According to Fukuda et al., only 16 cases of synchronous gastric cancer and extranodal DLBCL were previously reported; interestingly, only two of them were diagnosed in female patients, like in our case [6]. The underlying mechanisms for developing lymphoma, especially DLBCL, and a concurrent nonhematological malignancy remain unknown. There is, however, evidence supporting a correlation between the development of both tumours; these include immune function alterations, the presence of pathogens, molecular/biological abnormalities, genetic predisposition, or an underlying immunodeficiency. Inaba et al. linked the treatment of primary gastric lymphoma, especially DLBCL, with an increased risk for developing gastric adenocarcinomas [7]. Moreover, an Argentine study concluded that 32% of MPC patients had a family history of cancer [8]. Indeed, our patient had also a significant family history of cancer (both father and brother died of malignancies). Furthermore, other risk factors have been associated with MPCs such as tobacco, alcohol intake, infections (e.g., EBV), and immunosuppression as well as toxic effects related to treatment. The prognosis of MPC patients can be evaluated independently and depends on the stage of each cancer.

Currently, no consensus regarding the management of synchronous gastric adenocarcinoma and lymphoma exists. Thus, decision-making regarding the optimal treatment strategy can be quite challenging. Prioritizing treatment in such patients is crucial, and certain factors must be taken into consideration, such as the stage of each tumour, response to therapy, and performance status. These difficulties in therapy are discussed in detail in a prospective descriptive study conducted by Babu et al., in which lung carcinoma and gastrointestinal malignancies were the most common MPCs [9]. DLBCL typically presents as a rapidly progressing lymphoma, resulting in symptomatic disease that could be fatal without treatment. Thus, DLBCL treatment should be administered immediately upon diagnosis not only due to the aggressive behavior of this malignancy but also because of the high remission rate. Once lymphoma is controlled, treatment for the gastric carcinoma should be initiated based on the patient’s condition.

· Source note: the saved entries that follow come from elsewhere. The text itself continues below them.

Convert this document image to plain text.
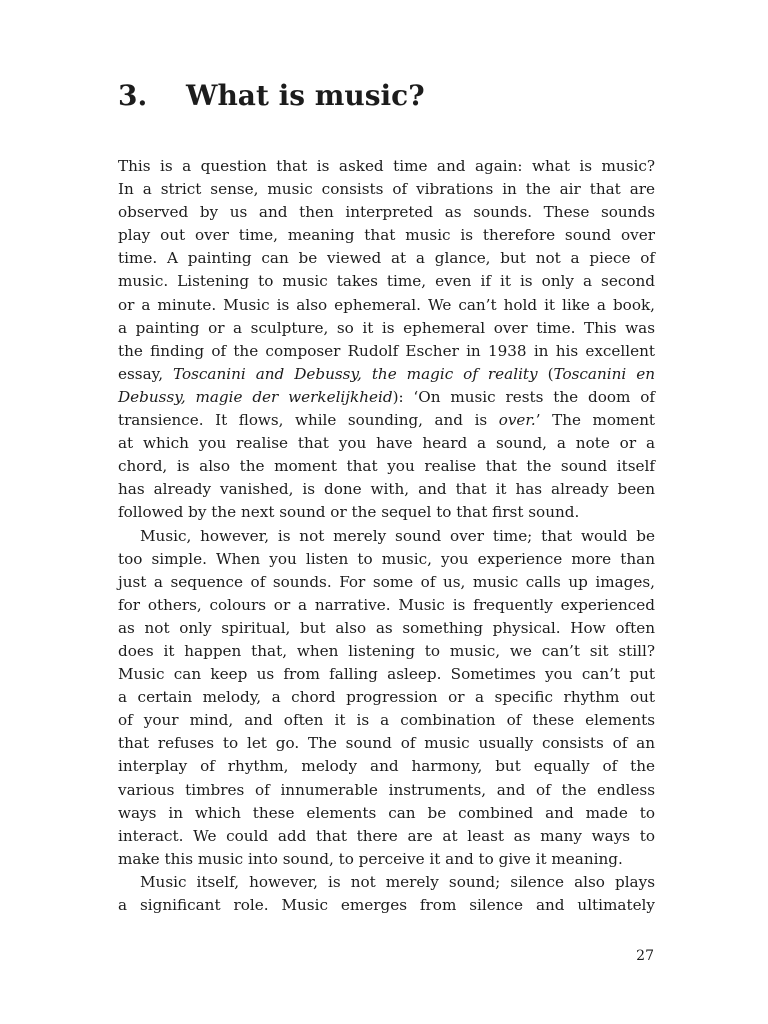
3. What is music?
This is a question that is asked time and again: what is music?
In a strict sense, music consists of vibrations in the air that are
observed by us and then interpreted as sounds. These sounds
play out over time, meaning that music is therefore sound over
time. A painting can be viewed at a glance, but not a piece of
music. Listening to music takes time, even if it is only a second
or a minute. Music is also ephemeral. We can’t hold it like a book,
a painting or a sculpture, so it is ephemeral over time. This was
the finding of the composer Rudolf Escher in 1938 in his excellent
essay, Toscanini and Debussy, the magic of reality (Toscanini en
Debussy, magie der werkelijkheid): ‘On music rests the doom of
transience. It flows, while sounding, and is over.’ The moment
at which you realise that you have heard a sound, a note or a
chord, is also the moment that you realise that the sound itself
has already vanished, is done with, and that it has already been
followed by the next sound or the sequel to that first sound.
Music, however, is not merely sound over time; that would be
too simple. When you listen to music, you experience more than
just a sequence of sounds. For some of us, music calls up images,
for others, colours or a narrative. Music is frequently experienced
as not only spiritual, but also as something physical. How often
does it happen that, when listening to music, we can’t sit still?
Music can keep us from falling asleep. Sometimes you can’t put
a certain melody, a chord progression or a specific rhythm out
of your mind, and often it is a combination of these elements
that refuses to let go. The sound of music usually consists of an
interplay of rhythm, melody and harmony, but equally of the
various timbres of innumerable instruments, and of the endless
ways in which these elements can be combined and made to
interact. We could add that there are at least as many ways to
make this music into sound, to perceive it and to give it meaning.
Music itself, however, is not merely sound; silence also plays
a significant role. Music emerges from silence and ultimately
27
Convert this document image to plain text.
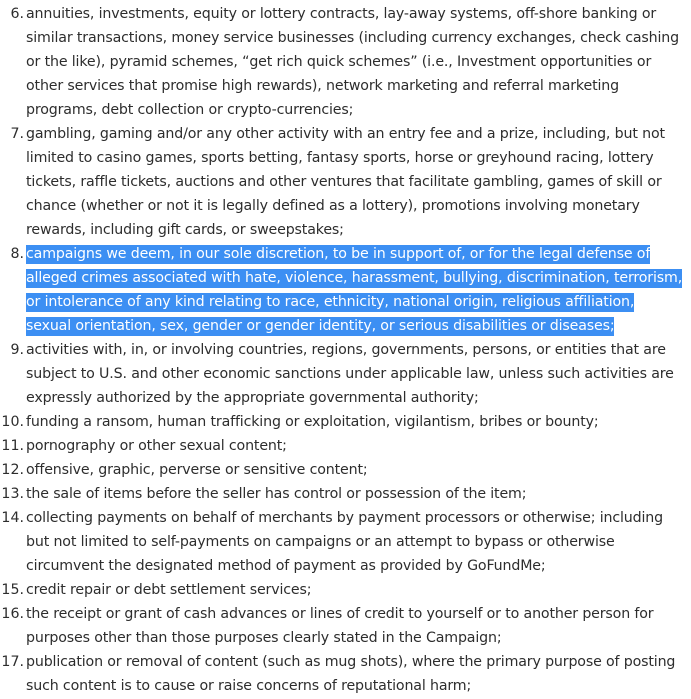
6. annuities, investments, equity or lottery contracts, lay-away systems, off-shore banking or similar transactions, money service businesses (including currency exchanges, check cashing or the like), pyramid schemes, “get rich quick schemes” (i.e., Investment opportunities or other services that promise high rewards), network marketing and referral marketing programs, debt collection or crypto-currencies;
7. gambling, gaming and/or any other activity with an entry fee and a prize, including, but not limited to casino games, sports betting, fantasy sports, horse or greyhound racing, lottery tickets, raffle tickets, auctions and other ventures that facilitate gambling, games of skill or chance (whether or not it is legally defined as a lottery), promotions involving monetary rewards, including gift cards, or sweepstakes;
8. campaigns we deem, in our sole discretion, to be in support of, or for the legal defense of alleged crimes associated with hate, violence, harassment, bullying, discrimination, terrorism, or intolerance of any kind relating to race, ethnicity, national origin, religious affiliation, sexual orientation, sex, gender or gender identity, or serious disabilities or diseases;
9. activities with, in, or involving countries, regions, governments, persons, or entities that are subject to U.S. and other economic sanctions under applicable law, unless such activities are expressly authorized by the appropriate governmental authority;
10. funding a ransom, human trafficking or exploitation, vigilantism, bribes or bounty;
11. pornography or other sexual content;
12. offensive, graphic, perverse or sensitive content;
13. the sale of items before the seller has control or possession of the item;
14. collecting payments on behalf of merchants by payment processors or otherwise; including but not limited to self-payments on campaigns or an attempt to bypass or otherwise circumvent the designated method of payment as provided by GoFundMe;
15. credit repair or debt settlement services;
16. the receipt or grant of cash advances or lines of credit to yourself or to another person for purposes other than those purposes clearly stated in the Campaign;
17. publication or removal of content (such as mug shots), where the primary purpose of posting such content is to cause or raise concerns of reputational harm;
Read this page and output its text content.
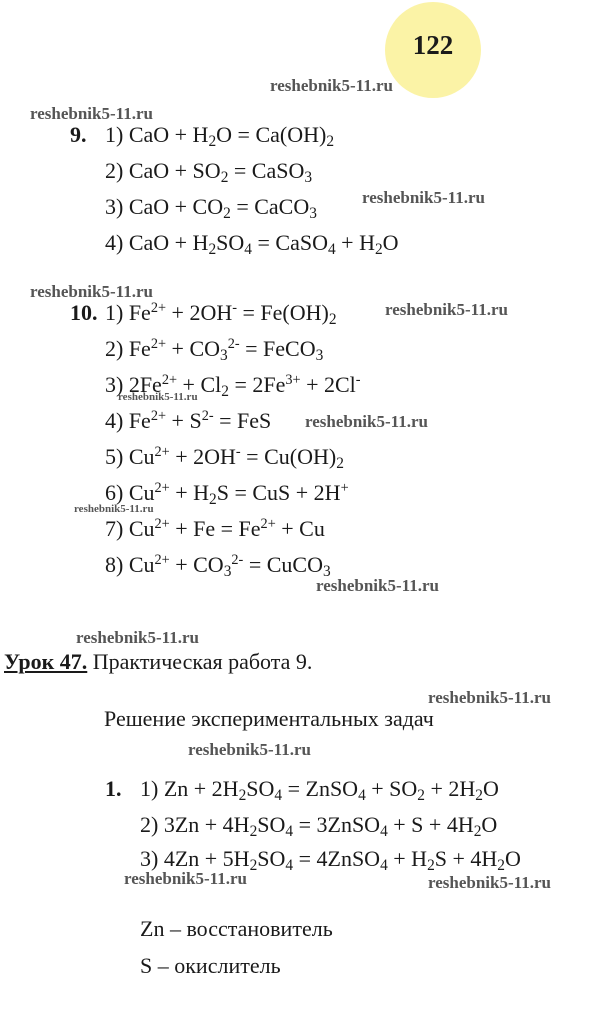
122
reshebnik5-11.ru
reshebnik5-11.ru
reshebnik5-11.ru
reshebnik5-11.ru
reshebnik5-11.ru
reshebnik5-11.ru
reshebnik5-11.ru
reshebnik5-11.ru
reshebnik5-11.ru
reshebnik5-11.ru
reshebnik5-11.ru
reshebnik5-11.ru
reshebnik5-11.ru	reshebnik5-11.ru
9. 1) CaO + $H_2O = Ca(OH)_2$
2) CaO + $SO_2$ = CaSO$_3$
3) CaO + $CO_2$ = CaCO$_3$
4) CaO + $H_2SO_4$ = CaSO$_4$ + $H_2O$
10. 1) $Fe^{2+} + 2OH^- = Fe(OH)_2$
2) $Fe^{2+} + CO_3^{2-}$ = FeCO$_3$
3) $2Fe^{2+} + Cl_2 = 2Fe^{3+} + 2Cl^-$
4) $Fe^{2+} + S^{2-}$ = FeS
5) $Cu^{2+} + 2OH^- = Cu(OH)_2$
6) $Cu^{2+} + H_2S$ = CuS + 2H+
7) $Cu^{2+} + Fe = Fe^{2+} + Cu$
8) $Cu^{2+} + CO_3^{2-}$ = CuCO$_3$
Урок 47. Практическая работа 9.
Решение экспериментальных задач
1. 1) $Zn + 2H_2SO_4$ = ZnSO$_4$ + $SO_2 + 2H_2O$
2) $3Zn + 4H_2SO_4$ = 3ZnSO$_4$ + $S + 4H_2O$
3) $4Zn + 5H_2SO_4$ = 4ZnSO$_4$ + $H_2S + 4H_2O$
Zn – восстановитель
S – окислитель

Another topic for consideration is the cumulative toxicities that may develop during MPC treatments; thus, a multidisciplinary approach is crucial for ensuring the optimal effect.

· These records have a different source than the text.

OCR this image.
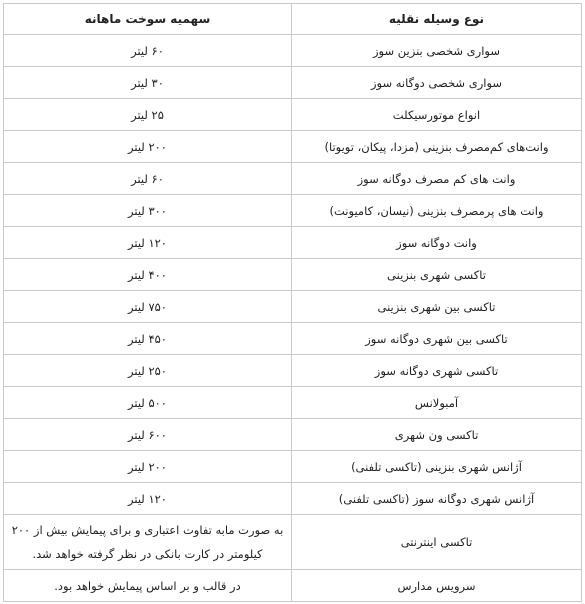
نوع وسیله نقلیه	سهمیه سوخت ماهانه
سواری شخصی بنزین سوز	۶۰ لیتر
سواری شخصی دوگانه سوز	۳۰ لیتر
انواع موتورسیکلت	۲۵ لیتر
وانت‌های کم‌مصرف بنزینی (مزدا، پیکان، تویوتا)	۲۰۰ لیتر
وانت های کم مصرف دوگانه سوز	۶۰ لیتر
وانت های پرمصرف بنزینی (نیسان، کامیونت)	۳۰۰ لیتر
وانت دوگانه سوز	۱۲۰ لیتر
تاکسی شهری بنزینی	۴۰۰ لیتر
تاکسی بین شهری بنزینی	۷۵۰ لیتر
تاکسی بین شهری دوگانه سوز	۴۵۰ لیتر
تاکسی شهری دوگانه سوز	۲۵۰ لیتر
آمبولانس	۵۰۰ لیتر
تاکسی ون شهری	۶۰۰ لیتر
آژانس شهری بنزینی (تاکسی تلفنی)	۲۰۰ لیتر
آژانس شهری دوگانه سوز (تاکسی تلفنی)	۱۲۰ لیتر
تاکسی اینترنتی	به صورت مابه تفاوت اعتباری و برای پیمایش بیش از ۲۰۰ کیلومتر در کارت بانکی در نظر گرفته خواهد شد.
سرویس مدارس	در قالب و بر اساس پیمایش خواهد بود.
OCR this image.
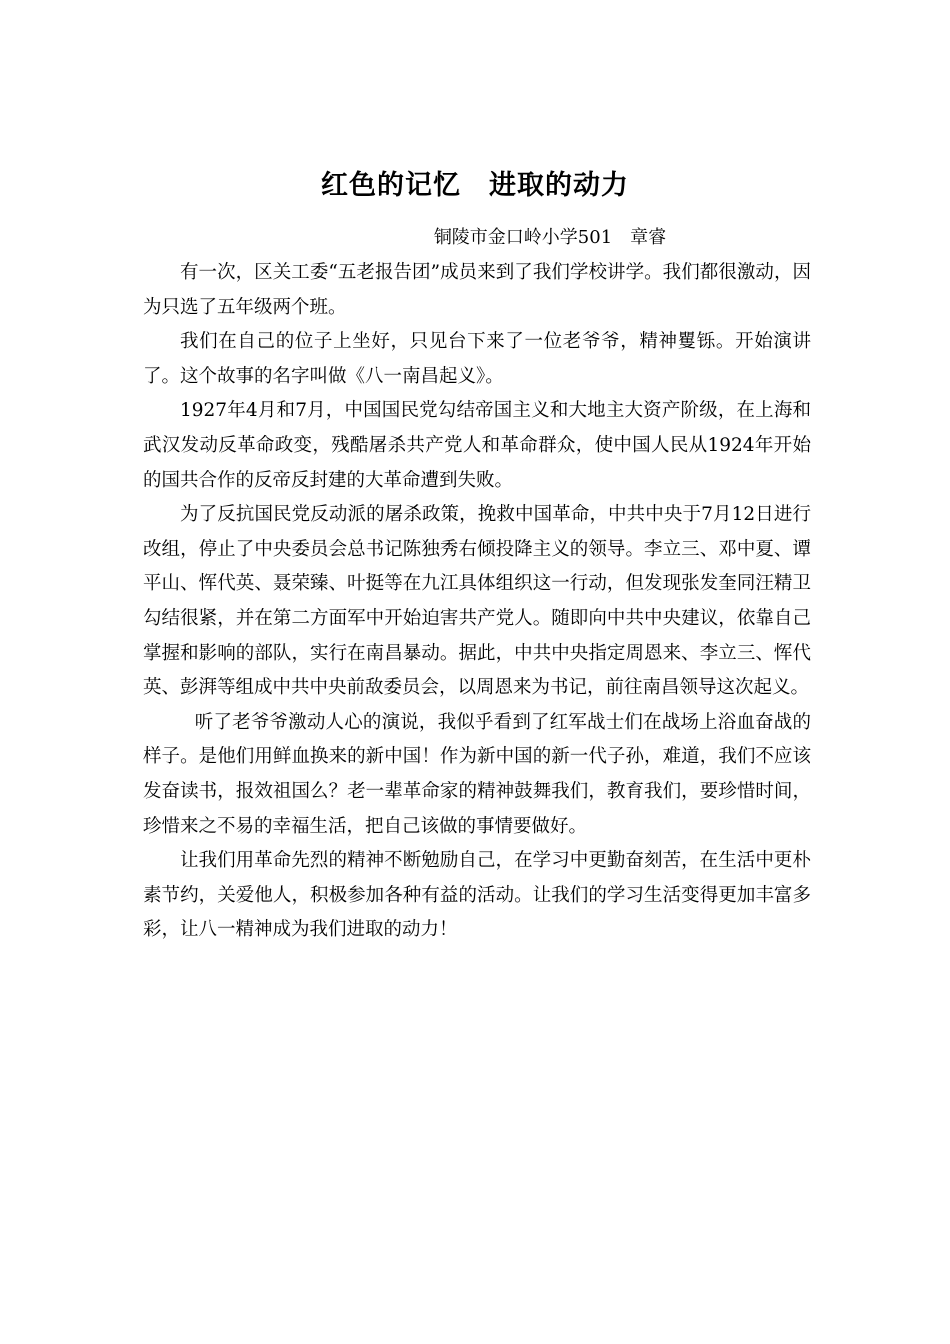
红色的记忆　进取的动力
铜陵市金口岭小学501　章睿

有一次，区关工委“五老报告团”成员来到了我们学校讲学。我们都很激动，因为只选了五年级两个班。

我们在自己的位子上坐好，只见台下来了一位老爷爷，精神矍铄。开始演讲了。这个故事的名字叫做《八一南昌起义》。

1927年4月和7月，中国国民党勾结帝国主义和大地主大资产阶级，在上海和武汉发动反革命政变，残酷屠杀共产党人和革命群众，使中国人民从1924年开始的国共合作的反帝反封建的大革命遭到失败。

为了反抗国民党反动派的屠杀政策，挽救中国革命，中共中央于7月12日进行改组，停止了中央委员会总书记陈独秀右倾投降主义的领导。李立三、邓中夏、谭平山、恽代英、聂荣臻、叶挺等在九江具体组织这一行动，但发现张发奎同汪精卫勾结很紧，并在第二方面军中开始迫害共产党人。随即向中共中央建议，依靠自己掌握和影响的部队，实行在南昌暴动。据此，中共中央指定周恩来、李立三、恽代英、彭湃等组成中共中央前敌委员会，以周恩来为书记，前往南昌领导这次起义。

听了老爷爷激动人心的演说，我似乎看到了红军战士们在战场上浴血奋战的样子。是他们用鲜血换来的新中国！作为新中国的新一代子孙，难道，我们不应该发奋读书，报效祖国么？老一辈革命家的精神鼓舞我们，教育我们，要珍惜时间，珍惜来之不易的幸福生活，把自己该做的事情要做好。

让我们用革命先烈的精神不断勉励自己，在学习中更勤奋刻苦，在生活中更朴素节约，关爱他人，积极参加各种有益的活动。让我们的学习生活变得更加丰富多彩，让八一精神成为我们进取的动力！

The accurate diagnosis and management of synchronous malignancies can be challenging due to their rare occurrence. Given that it is impractical and not always feasible to obtain a biopsy from every suspicious lesion, the awareness of the different biological behaviors between a gastrointestinal tumour and a lymphoma is critical towards the diagnosis and treatment. After all, the accuracy of the diagnosis is based on the biopsy of the lesion under suspicion. Therefore, if the appearance of new lesions challenges the routine metastatic rule, as happened in our case, the possibility of synchronous multiple primary cancer should be further investigated.

The patient gave fully informed written consent to the publication of this report.

Data Availability

All the data supporting the conclusions of the study are available upon request.

Conflicts of Interest

The authors declare that there are no conflicts of interest regarding the publication of this article.